The mantelpiece above the fireplace, the spot where dust and dirt usually collect seconds after cleaning, was sterile too. Szacki ran a finger over the varnished oak board – nothing. The bookshelf was the same. There was no television. Neither man had said anything for quite a while, and Szacki was feeling uneasy. He was alone in an empty house with a guy twice his size, who could perhaps be a murderer. He glanced at Szyller. The businessman was watching him alertly. If Szacki had been paranoid, he might have thought he was following his movements, getting ready to attack. Szyller noticed the prosecutor’s gaze, and adopted a slightly startled expression.

“Do I take it this doesn’t look good?” he asked.

“When did you last see the victim?”

“I had a meeting with Elżbieta about two weeks before the holidays. We talked about the summer vacation – she wanted to set up a seasonal cinema in the Small Marketplace, and we chatted about how to persuade the residents. You know what it’s like, people are always against. They’d like to have a lot going on, but not under their windows.”

Szacki took a decision. You only live once – at worst he’d miss the goal and Szyller would write a complaint against him. Not the first, and probably not the last time in the white-haired prosecutor’s career.

“Could I see the photograph that was standing on the mantelpiece?”

“I’m sorry?”

“I’d like to see the photograph that was standing on the mantelpiece.”

“There wasn’t one…”

“Are you going to show it to me or not?”

Szyller didn’t reply, but his face took on a serious look. Oh well, that’s the end of the little anecdotes for the prosecutor, we’ll never be friends now, thought Szacki.

“I’ve been talking to people about you. Nothing but superlatives. A model citizen. A philanthropist. A businessman with a human face.”

Szyller shrugged. If he had been trying to play the role of the preoccupied, mildly alarmed citizen, this was the moment when he dropped that pose. He finally rolled up his shirt sleeves, and the muscles of his tanned forearms twitched ominously. The local philanthropist took good care of his patriotic body, and no mistake.
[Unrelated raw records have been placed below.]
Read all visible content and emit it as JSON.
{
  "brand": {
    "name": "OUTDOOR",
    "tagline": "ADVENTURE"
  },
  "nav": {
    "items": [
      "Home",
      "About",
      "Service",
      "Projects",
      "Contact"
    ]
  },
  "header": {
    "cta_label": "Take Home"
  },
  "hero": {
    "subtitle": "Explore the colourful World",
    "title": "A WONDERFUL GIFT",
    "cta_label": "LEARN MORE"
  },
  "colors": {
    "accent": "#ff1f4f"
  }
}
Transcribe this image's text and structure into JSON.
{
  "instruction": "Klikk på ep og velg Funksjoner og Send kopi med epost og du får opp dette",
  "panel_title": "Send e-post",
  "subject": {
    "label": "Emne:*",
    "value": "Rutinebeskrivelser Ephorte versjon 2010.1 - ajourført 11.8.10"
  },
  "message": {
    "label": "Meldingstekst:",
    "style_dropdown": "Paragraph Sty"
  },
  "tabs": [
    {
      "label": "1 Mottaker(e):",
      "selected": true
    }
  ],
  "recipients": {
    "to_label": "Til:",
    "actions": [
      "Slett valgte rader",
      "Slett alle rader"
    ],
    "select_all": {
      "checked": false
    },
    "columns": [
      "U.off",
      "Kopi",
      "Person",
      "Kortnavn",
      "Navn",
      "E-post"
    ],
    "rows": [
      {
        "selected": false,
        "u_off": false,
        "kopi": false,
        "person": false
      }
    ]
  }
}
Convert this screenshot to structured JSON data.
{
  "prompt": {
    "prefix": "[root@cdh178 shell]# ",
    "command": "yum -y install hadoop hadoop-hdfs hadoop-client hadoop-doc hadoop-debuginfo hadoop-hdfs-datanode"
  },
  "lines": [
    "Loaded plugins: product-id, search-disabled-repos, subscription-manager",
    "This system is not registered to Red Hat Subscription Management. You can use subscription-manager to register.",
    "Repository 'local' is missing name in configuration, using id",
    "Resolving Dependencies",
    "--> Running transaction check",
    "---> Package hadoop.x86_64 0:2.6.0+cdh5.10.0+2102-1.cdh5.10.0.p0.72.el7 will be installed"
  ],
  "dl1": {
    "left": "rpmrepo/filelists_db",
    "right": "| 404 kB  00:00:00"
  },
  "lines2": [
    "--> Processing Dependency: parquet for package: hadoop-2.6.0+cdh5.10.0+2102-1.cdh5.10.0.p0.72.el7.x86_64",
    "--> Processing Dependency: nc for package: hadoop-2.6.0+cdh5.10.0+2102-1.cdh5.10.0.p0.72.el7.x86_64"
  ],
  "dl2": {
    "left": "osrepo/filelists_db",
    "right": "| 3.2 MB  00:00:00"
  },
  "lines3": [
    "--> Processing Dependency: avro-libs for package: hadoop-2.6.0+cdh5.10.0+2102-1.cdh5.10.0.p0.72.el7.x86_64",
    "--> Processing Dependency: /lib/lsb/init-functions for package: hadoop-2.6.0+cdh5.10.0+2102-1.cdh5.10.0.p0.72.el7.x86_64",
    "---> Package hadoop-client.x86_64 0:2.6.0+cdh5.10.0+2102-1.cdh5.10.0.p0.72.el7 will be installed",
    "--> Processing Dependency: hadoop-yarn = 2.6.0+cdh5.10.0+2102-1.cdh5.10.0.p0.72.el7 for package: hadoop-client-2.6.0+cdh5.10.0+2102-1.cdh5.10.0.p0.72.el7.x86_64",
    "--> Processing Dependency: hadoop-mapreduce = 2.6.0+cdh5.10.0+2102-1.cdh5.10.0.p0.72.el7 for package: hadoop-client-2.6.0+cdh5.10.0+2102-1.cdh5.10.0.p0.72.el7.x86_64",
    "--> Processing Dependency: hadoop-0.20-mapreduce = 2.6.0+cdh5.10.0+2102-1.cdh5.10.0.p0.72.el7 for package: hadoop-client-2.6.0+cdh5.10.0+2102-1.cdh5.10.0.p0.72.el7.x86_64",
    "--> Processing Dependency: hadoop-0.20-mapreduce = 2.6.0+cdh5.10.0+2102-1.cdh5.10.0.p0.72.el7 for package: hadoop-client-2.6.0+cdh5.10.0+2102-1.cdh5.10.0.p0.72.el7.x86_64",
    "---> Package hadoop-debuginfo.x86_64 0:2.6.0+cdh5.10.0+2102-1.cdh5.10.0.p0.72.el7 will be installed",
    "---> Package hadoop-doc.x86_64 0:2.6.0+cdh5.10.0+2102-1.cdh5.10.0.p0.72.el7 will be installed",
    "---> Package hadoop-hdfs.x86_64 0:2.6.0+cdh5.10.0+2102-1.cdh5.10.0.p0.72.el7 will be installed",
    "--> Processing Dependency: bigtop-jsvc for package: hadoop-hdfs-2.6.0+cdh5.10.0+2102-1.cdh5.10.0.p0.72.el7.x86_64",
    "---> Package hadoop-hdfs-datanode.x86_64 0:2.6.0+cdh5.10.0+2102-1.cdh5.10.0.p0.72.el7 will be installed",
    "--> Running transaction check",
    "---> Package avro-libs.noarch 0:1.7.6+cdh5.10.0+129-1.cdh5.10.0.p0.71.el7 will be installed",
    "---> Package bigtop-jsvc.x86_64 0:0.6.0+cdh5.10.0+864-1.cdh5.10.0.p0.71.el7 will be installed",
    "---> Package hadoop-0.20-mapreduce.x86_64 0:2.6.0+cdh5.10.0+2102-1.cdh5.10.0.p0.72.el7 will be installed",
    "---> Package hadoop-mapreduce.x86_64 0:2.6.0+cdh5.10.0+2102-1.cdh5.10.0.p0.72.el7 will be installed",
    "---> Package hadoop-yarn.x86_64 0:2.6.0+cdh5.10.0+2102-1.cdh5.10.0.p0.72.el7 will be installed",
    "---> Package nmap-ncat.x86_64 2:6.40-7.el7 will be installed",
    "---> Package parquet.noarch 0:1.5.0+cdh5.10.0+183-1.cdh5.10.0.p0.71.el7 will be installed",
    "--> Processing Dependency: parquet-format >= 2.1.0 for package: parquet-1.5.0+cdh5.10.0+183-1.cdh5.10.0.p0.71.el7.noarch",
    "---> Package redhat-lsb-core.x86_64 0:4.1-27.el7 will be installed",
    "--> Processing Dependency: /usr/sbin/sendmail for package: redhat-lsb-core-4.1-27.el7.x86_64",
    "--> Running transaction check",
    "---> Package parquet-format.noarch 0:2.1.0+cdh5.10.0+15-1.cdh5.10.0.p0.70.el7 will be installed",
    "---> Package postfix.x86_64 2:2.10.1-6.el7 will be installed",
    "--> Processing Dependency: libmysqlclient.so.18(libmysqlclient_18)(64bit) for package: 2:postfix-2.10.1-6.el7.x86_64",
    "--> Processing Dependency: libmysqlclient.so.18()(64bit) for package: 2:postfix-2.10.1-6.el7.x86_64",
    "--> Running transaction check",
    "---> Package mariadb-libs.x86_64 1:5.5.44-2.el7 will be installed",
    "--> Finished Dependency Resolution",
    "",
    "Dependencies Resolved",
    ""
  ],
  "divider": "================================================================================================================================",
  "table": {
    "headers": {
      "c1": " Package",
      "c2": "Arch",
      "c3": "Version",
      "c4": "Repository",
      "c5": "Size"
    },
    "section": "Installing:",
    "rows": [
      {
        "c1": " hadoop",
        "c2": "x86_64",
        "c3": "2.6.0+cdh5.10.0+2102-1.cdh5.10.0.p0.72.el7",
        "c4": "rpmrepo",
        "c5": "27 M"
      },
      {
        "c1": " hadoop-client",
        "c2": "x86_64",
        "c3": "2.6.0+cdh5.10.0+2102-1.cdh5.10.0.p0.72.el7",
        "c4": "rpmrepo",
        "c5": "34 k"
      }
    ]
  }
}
“Highly cultured. Highly intelligent. It would seem you ought to understand your position. A brutally murdered woman was clutching in her tightly clenched fist a rare badge of a type that you own but cannot find. And you are unable to explain what could have become of it. Nor do you have any way of proving where you were at the time when the murder was committed. But despite all this you’re lying. I find that very surprising.”

“You are easily surprised, Prosecutor. Does such a childlike trait come in useful in your profession?”

Szacki shook his head in disbelief. What a cheap quip – maybe he’d overestimated Szyller.

“I ought to lock you up, press charges and then wonder what next,” he said, almost laughing, for the second time in as many days – what a rotten town full of crooks! Bloody hell, did anyone tell the truth here?